Deputy Prime Minister of Mongolia
- Incumbent
- Assumed office 10 July 2024
- Prime Minister: Luvsannamsrain Oyun-Erdene Gombojavyn Zandanshatar
- Preceded by: Amarsaikhan Sainbuyan Chimediin Khürelbaatar

Member of the State Great Khural
- Incumbent
- Assumed office 30 June 2020
- Constituency: Closed list (2024–2028) 29th, Khan-Uul District, Ulaanbaatar (2020–2024)

Chairman of the HUN Party
- Incumbent
- Assumed office 15 January 2021
- Preceded by: Badrakhyn Naidalaa

Personal details
- Born: 1977 (age 48–49) Ulaanbaatar, Mongolia
- Party: HUN Party
- Alma mater: National University of Mongolia (1999) Hitotsubashi University (2004)

= Togmidyn Dorjkhand =

Mongolian politician (born 1977)

Togmidyn Dorjkhand (Note: Тогмидын Доржханд, /mn/) (born 1977) is a Mongolian politician, serving as the Deputy Prime Minister of Mongolia, member of the parliament (MP) and chairman of the HUN Party. He has been serving in the parliament since 2020; originally elected from the Right Person Electorate Coalition.

== Early career ==
His career in the 2000s is characterised by his role in the Ministry of Treasury as a financial specialist. After graduating from the National University of Mongolia with a Bachelor's degree in Finance in 1999, he joined the Ministry of Treasury, first as Strategy and Management Specialist in the Procurement Department in 2001, then as Budget Policy Specialist directly under the Minister. In 2003, he went to Japan to obtain a Master's degree in State Economic Policy in Hitotsubashi University in Tokyo while interning at Japan's finance ministry.

In the early 2010s, he started looking abroad for economic development examples by studying at Harvard University and the University of Oxford and working with the Asian Development Bank and the International Monetary Fund on various projects. In 2015, he entered the politics by joining the HUN Party (then National Labour Party) on a platform for fighting corruption, efficiency in the public sector, quality health care, education and effective social policies.

== Political career ==
The NLP steadily gained ground in the recent years, and it was the only non-mainstream party with a seat in the State Great Khural and Municipal Councils from 2020 to 2024. When the Democratic Party (DP) split into anti and pro-Battulga factions in 2021, many dissatisfied voters and non-partisan affiliates turned to the NLP, which was illustrated by its electoral performance in the 2021 presidential election.

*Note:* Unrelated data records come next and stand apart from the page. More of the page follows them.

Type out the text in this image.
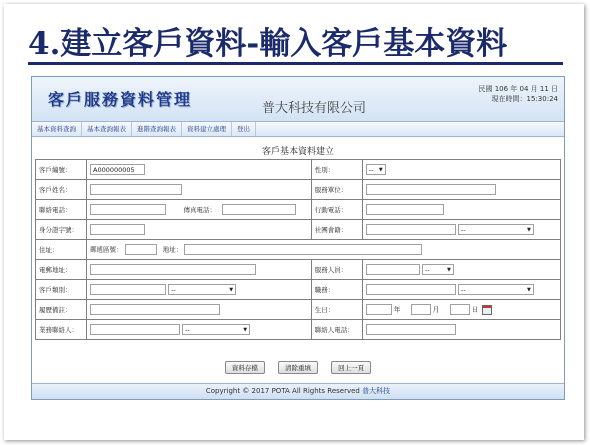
4.建立客戶資料-輸入客戶基本資料
客戶服務資料管理	普大科技有限公司
民國 106 年 04 月 11 日
現在時間：15:30:24
基本資料查詢	基本查詢報表	進階查詢報表	資料建立處理	登出
客戶基本資料建立
客戶編號：	A000000005			性別：	-- ▼

客戶姓名：				服務單位：	
聯絡電話：		傳真電話：		行動電話：	
身分證字號：				社團會籍：	-- ▼

住址：	郵遞區號： 地址：				
電郵地址：				服務人員：	-- ▼

客戶類別：	-- ▼			職務：	-- ▼

履歷備註：				生日：	年 月 日
業務聯絡人：	-- ▼			聯絡人電話：	
資料存檔	清除重填	回上一頁
Copyright © 2017 POTA All Rights Reserved 普大科技
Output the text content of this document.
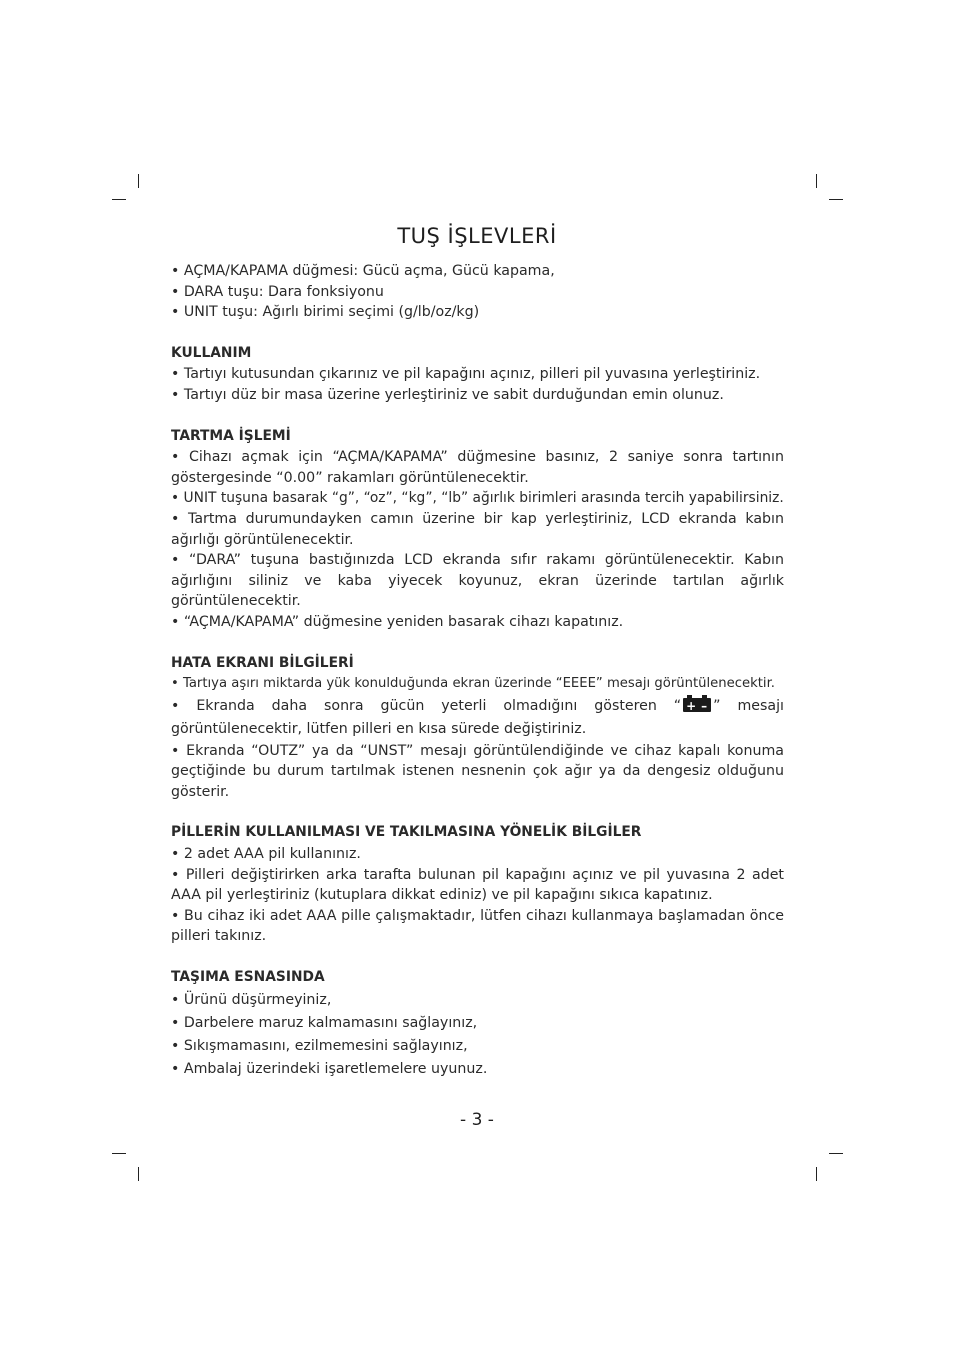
TUŞ İŞLEVLERİ
• AÇMA/KAPAMA düğmesi: Gücü açma, Gücü kapama,
• DARA tuşu: Dara fonksiyonu
• UNIT tuşu: Ağırlı birimi seçimi (g/lb/oz/kg)
KULLANIM
• Tartıyı kutusundan çıkarınız ve pil kapağını açınız, pilleri pil yuvasına yerleştiriniz.
• Tartıyı düz bir masa üzerine yerleştiriniz ve sabit durduğundan emin olunuz.
TARTMA İŞLEMİ
• Cihazı açmak için “AÇMA/KAPAMA” düğmesine basınız, 2 saniye sonra tartının göstergesinde “0.00” rakamları görüntülenecektir.
• UNIT tuşuna basarak “g”, “oz”, “kg”, “lb” ağırlık birimleri arasında tercih yapabilirsiniz.
• Tartma durumundayken camın üzerine bir kap yerleştiriniz, LCD ekranda kabın ağırlığı görüntülenecektir.
• “DARA” tuşuna bastığınızda LCD ekranda sıfır rakamı görüntülenecektir. Kabın ağırlığını siliniz ve kaba yiyecek koyunuz, ekran üzerinde tartılan ağırlık görüntülenecektir.
• “AÇMA/KAPAMA” düğmesine yeniden basarak cihazı kapatınız.
HATA EKRANI BİLGİLERİ
• Tartıya aşırı miktarda yük konulduğunda ekran üzerinde “EEEE” mesajı görüntülenecektir.
• Ekranda daha sonra gücün yeterli olmadığını gösteren “ + – ” mesajı görüntülenecektir, lütfen pilleri en kısa sürede değiştiriniz.
• Ekranda “OUTZ” ya da “UNST” mesajı görüntülendiğinde ve cihaz kapalı konuma geçtiğinde bu durum tartılmak istenen nesnenin çok ağır ya da dengesiz olduğunu gösterir.
PİLLERİN KULLANILMASI VE TAKILMASINA YÖNELİK BİLGİLER
• 2 adet AAA pil kullanınız.
• Pilleri değiştirirken arka tarafta bulunan pil kapağını açınız ve pil yuvasına 2 adet AAA pil yerleştiriniz (kutuplara dikkat ediniz) ve pil kapağını sıkıca kapatınız.
• Bu cihaz iki adet AAA pille çalışmaktadır, lütfen cihazı kullanmaya başlamadan önce pilleri takınız.
TAŞIMA ESNASINDA
• Ürünü düşürmeyiniz,
• Darbelere maruz kalmamasını sağlayınız,
• Sıkışmamasını, ezilmemesini sağlayınız,
• Ambalaj üzerindeki işaretlemelere uyunuz.
- 3 -
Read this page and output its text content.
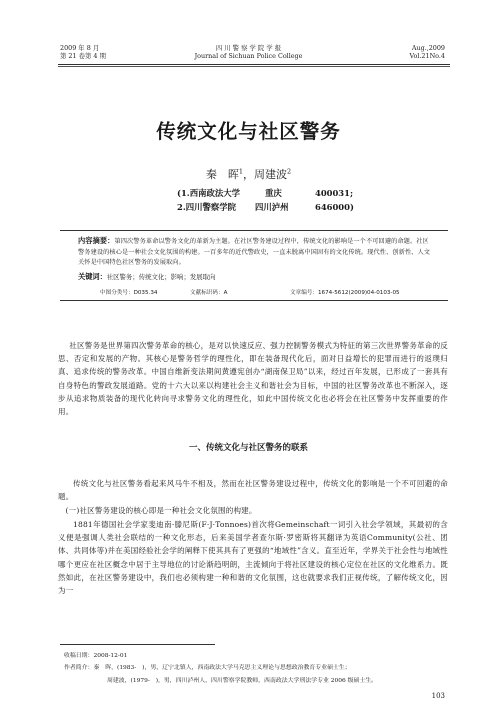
2009 年 8 月
第 21 卷第 4 期
四 川 警 察 学 院 学 报
Journal of Sichuan Police College
Aug.,2009
Vol.21No.4
传统文化与社区警务
秦　晖$^1$，周建波$^2$
(1.西南政法大学	重庆	400031;
2.四川警察学院 四川泸州	646000)
内容摘要：第四次警务革命以警务文化的革新为主题。在社区警务建设过程中，传统文化的影响是一个不可回避的命题。社区警务建设的核心是一种社会文化氛围的构建。一百多年的近代警政史，一直未脱离中国固有的文化传统。现代性、创新性、人文关怀是中国特色社区警务的发展取向。
关键词：社区警务；传统文化；影响；发展取向
中图分类号：D035.34	文献标识码：A	文章编号：1674-5612(2009)04-0103-05
社区警务是世界第四次警务革命的核心，是对以快速反应、强力控制警务模式为特征的第三次世界警务革命的反思、否定和发展的产物。其核心是警务哲学的理性化，即在装备现代化后，面对日益增长的犯罪而进行的返璞归真、追求传统的警务改革。中国自维新变法期间黄遵宪创办“湖南保卫局”以来，经过百年发展，已形成了一套具有自身特色的警政发展道路。党的十六大以来以构建社会主义和谐社会为目标，中国的社区警务改革也不断深入，逐步从追求物质装备的现代化转向寻求警务文化的理性化，如此中国传统文化也必将会在社区警务中发挥重要的作用。
一、传统文化与社区警务的联系
传统文化与社区警务看起来风马牛不相及，然而在社区警务建设过程中，传统文化的影响是一个不可回避的命题。
(一)社区警务建设的核心即是一种社会文化氛围的构建。
1881年德国社会学家斐迪南·滕尼斯(F·J·Tonnoes)首次将Gemeinschaft一词引入社会学领域，其最初的含义便是强调人类社会联结的一种文化形态，后来美国学者查尔斯·罗密斯将其翻译为英语Community(公社、团体、共同体等)并在美国经验社会学的阐释下使其具有了更强的“地域性”含义。直至近年，学界关于社会性与地域性哪个更应在社区概念中居于主导地位的讨论渐趋明朗，主流倾向于将社区建设的核心定位在社区的文化维系力。既然如此，在社区警务建设中，我们也必须构建一种和谐的文化氛围，这也就要求我们正视传统，了解传统文化，因为一
收稿日期：2008-12-01
作者简介：秦　晖，(1983-　)，男，辽宁北镇人，西南政法大学马克思主义理论与思想政治教育专业硕士生；
周建波，(1979-　)，男，四川泸州人，四川警察学院教师，西南政法大学刑法学专业 2006 级硕士生。
103
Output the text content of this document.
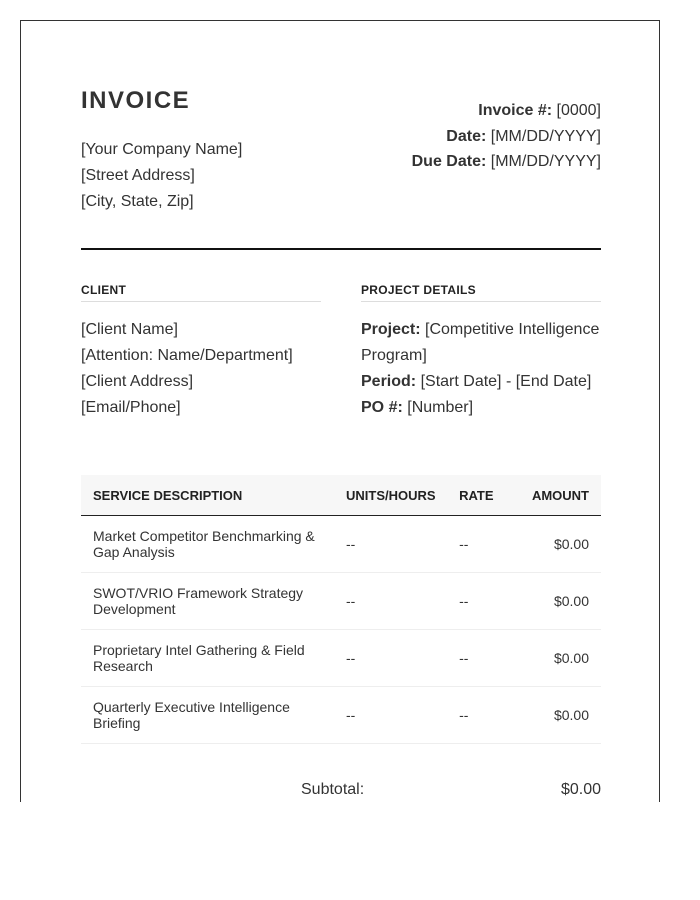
INVOICE
[Your Company Name]
[Street Address]
[City, State, Zip]
Invoice #: [0000]
Date: [MM/DD/YYYY]
Due Date: [MM/DD/YYYY]
CLIENT	PROJECT DETAILS
[Client Name]
[Attention: Name/Department]
[Client Address]
[Email/Phone]
Project: [Competitive Intelligence Program]
Period: [Start Date] - [End Date]
PO #: [Number]
SERVICE DESCRIPTION	UNITS/HOURS	RATE	AMOUNT
Market Competitor Benchmarking & Gap Analysis	--	--	$0.00
SWOT/VRIO Framework Strategy Development	--	--	$0.00
Proprietary Intel Gathering & Field Research	--	--	$0.00
Quarterly Executive Intelligence Briefing	--	--	$0.00
Subtotal:	$0.00
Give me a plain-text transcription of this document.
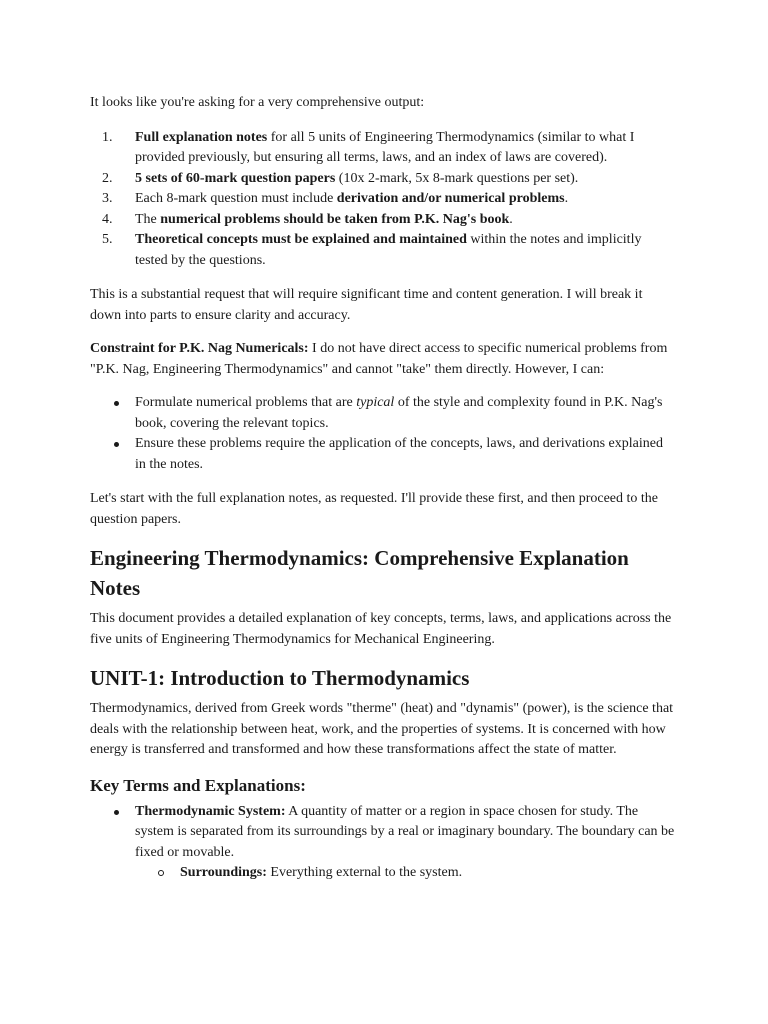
It looks like you're asking for a very comprehensive output:

1. Full explanation notes for all 5 units of Engineering Thermodynamics (similar to what I provided previously, but ensuring all terms, laws, and an index of laws are covered).
2. 5 sets of 60-mark question papers (10x 2-mark, 5x 8-mark questions per set).
3. Each 8-mark question must include derivation and/or numerical problems.
4. The numerical problems should be taken from P.K. Nag's book.
5. Theoretical concepts must be explained and maintained within the notes and implicitly tested by the questions.

This is a substantial request that will require significant time and content generation. I will break it down into parts to ensure clarity and accuracy.

Constraint for P.K. Nag Numericals: I do not have direct access to specific numerical problems from "P.K. Nag, Engineering Thermodynamics" and cannot "take" them directly. However, I can:

Formulate numerical problems that are typical of the style and complexity found in P.K. Nag's book, covering the relevant topics.
Ensure these problems require the application of the concepts, laws, and derivations explained in the notes.

Let's start with the full explanation notes, as requested. I'll provide these first, and then proceed to the question papers.

Engineering Thermodynamics: Comprehensive Explanation Notes

This document provides a detailed explanation of key concepts, terms, laws, and applications across the five units of Engineering Thermodynamics for Mechanical Engineering.

UNIT-1: Introduction to Thermodynamics

Thermodynamics, derived from Greek words "therme" (heat) and "dynamis" (power), is the science that deals with the relationship between heat, work, and the properties of systems. It is concerned with how energy is transferred and transformed and how these transformations affect the state of matter.

Key Terms and Explanations:
Thermodynamic System: A quantity of matter or a region in space chosen for study. The system is separated from its surroundings by a real or imaginary boundary. The boundary can be fixed or movable.
Surroundings: Everything external to the system.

In the presidential election, it placed second by a vote share of around 25%, outrunning the DP, which has been the main opposition to the Mongolian People's Party (MPP) for over 30 years.

In January 2021, Dorjkhand succeeded then-party chairman Badrakhyn Naidalaa as the next chairman of the NLP. Under his leadership, the party changed its name to the HUN Party, changed its political position from centre-left to centre-right politics and rebranded itself to the public. In the next 2024 parliamentary election, the HUN party would win 8 out of 126 seat in the expanded State Great Khural and would be a part of a new coalition government led by the MPP in July. He became the Deputy PM of Mongolia.

His position on the potential expansion on the number of seats on the Mongolian State Great Khural had levied criticism from both civic society and the political scenes alike.